Last spring the District Court ruled that the existence of the Banneker program did not violate the law because, among other reasons, the federal mandate to the institution remained in effect. Mr. Podberesky then appealed to the U.S. Court of Appeals, which reversed the decision and called for the dismantling of the Banneker program unless the university could demonstrate that there were present effects of past discrimination. The university has now returned to District Court to present such a case.

Some may ask why the university is prepared to go to such lengths to maintain its Banneker program. main reason is directly tied to a most unfortunate aspect of the institution's past.

Until the 1950s, the university refused admission to blacks -- including, it was widely recalled at the time of his death, Thurgood Marshall.
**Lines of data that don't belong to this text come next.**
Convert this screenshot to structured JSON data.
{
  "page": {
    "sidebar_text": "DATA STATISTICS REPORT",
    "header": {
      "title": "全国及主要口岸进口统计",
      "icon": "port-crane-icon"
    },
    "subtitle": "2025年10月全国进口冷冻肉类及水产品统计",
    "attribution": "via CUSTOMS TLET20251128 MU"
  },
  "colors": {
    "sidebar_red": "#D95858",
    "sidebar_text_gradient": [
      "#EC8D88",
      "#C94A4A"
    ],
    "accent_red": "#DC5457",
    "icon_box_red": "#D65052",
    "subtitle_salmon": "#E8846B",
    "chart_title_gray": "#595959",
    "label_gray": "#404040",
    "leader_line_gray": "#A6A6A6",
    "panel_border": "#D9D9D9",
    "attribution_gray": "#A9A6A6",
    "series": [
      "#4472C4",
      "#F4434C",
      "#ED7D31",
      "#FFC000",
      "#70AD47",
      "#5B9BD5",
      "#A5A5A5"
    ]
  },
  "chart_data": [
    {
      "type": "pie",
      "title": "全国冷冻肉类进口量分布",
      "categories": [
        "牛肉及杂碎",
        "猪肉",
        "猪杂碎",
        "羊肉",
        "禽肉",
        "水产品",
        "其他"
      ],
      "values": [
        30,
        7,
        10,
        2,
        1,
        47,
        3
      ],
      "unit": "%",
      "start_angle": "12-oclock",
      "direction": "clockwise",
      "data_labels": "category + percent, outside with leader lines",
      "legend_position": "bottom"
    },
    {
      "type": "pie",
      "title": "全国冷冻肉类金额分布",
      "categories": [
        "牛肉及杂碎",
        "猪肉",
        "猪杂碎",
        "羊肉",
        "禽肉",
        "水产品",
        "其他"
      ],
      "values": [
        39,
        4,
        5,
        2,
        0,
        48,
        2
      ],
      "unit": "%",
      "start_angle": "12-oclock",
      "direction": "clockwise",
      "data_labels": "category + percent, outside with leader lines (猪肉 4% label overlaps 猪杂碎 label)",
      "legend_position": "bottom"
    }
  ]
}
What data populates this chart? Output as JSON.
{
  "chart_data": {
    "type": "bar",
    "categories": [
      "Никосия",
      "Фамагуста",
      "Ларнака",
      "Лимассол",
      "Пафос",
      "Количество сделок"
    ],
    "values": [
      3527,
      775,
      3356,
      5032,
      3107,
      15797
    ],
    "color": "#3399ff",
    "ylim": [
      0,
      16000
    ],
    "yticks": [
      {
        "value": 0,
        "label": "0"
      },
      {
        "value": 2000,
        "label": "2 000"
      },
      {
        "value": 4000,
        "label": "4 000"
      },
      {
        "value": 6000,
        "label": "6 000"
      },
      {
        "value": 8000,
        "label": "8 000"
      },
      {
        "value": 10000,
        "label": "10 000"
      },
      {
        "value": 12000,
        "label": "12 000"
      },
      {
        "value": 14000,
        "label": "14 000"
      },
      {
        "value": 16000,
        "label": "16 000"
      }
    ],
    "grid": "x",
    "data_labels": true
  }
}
The state's long history of discrimination in denying black citizens the right to attend its largest and academically most advanced institution has had an impact on the social and economic well being of many of the parents, grandparents, teachers and guidance counselors of today's college-aged black student population.

These consequences of past discrimination linger on in the negative attitudes some members of the black community hold toward the university. Equally regrettable are the negative stereotypes held by some non-blacks, stereotypes that continue to adversely affect the academic performance and future well being of black students. As a consequence, among the predominant ethnic and racial groups in Maryland, only blacks remain under-represented on the College Park campus in comparison with their presence in the total population.

The Banneker students at College Park graduate at an extraordinarily high rate, roughly 90 percent since the inception of the program. They serve as outstanding role models for all students, most especially for other black students. Their presence is an essential element in the diversity of the campus. And, as their ranks grow, Banneker alumni are an invaluable aid in recruiting other black students.

A measure of the effectiveness of Banneker Program is that last year the University of Maryland at College Park ranked first in the nation among institutions not historically black in the number of blacks receiving bachelor's degrees. One would have thought such a result would have led to a call for emulation of the program at universities across the country, not an order to dismantle it.

Should the University of Maryland or any university continue race-based scholarship programs indefinitely? Obviously not. But for the present they should be allowed to continue to use one of their most effective means for demonstrating to blacks that today's universities are not what they used to be and that, with greater participation by blacks, they can become even better.

We can all look forward to a day when blacks participate in higher education in proportion to their percent of the overall population. Then, perhaps, special measures such as the Banneker Program will no longer be required. Much as we might wish it otherwise, that day has not yet arrived.

William E. Kirwan is president of the University of Maryland at College Park.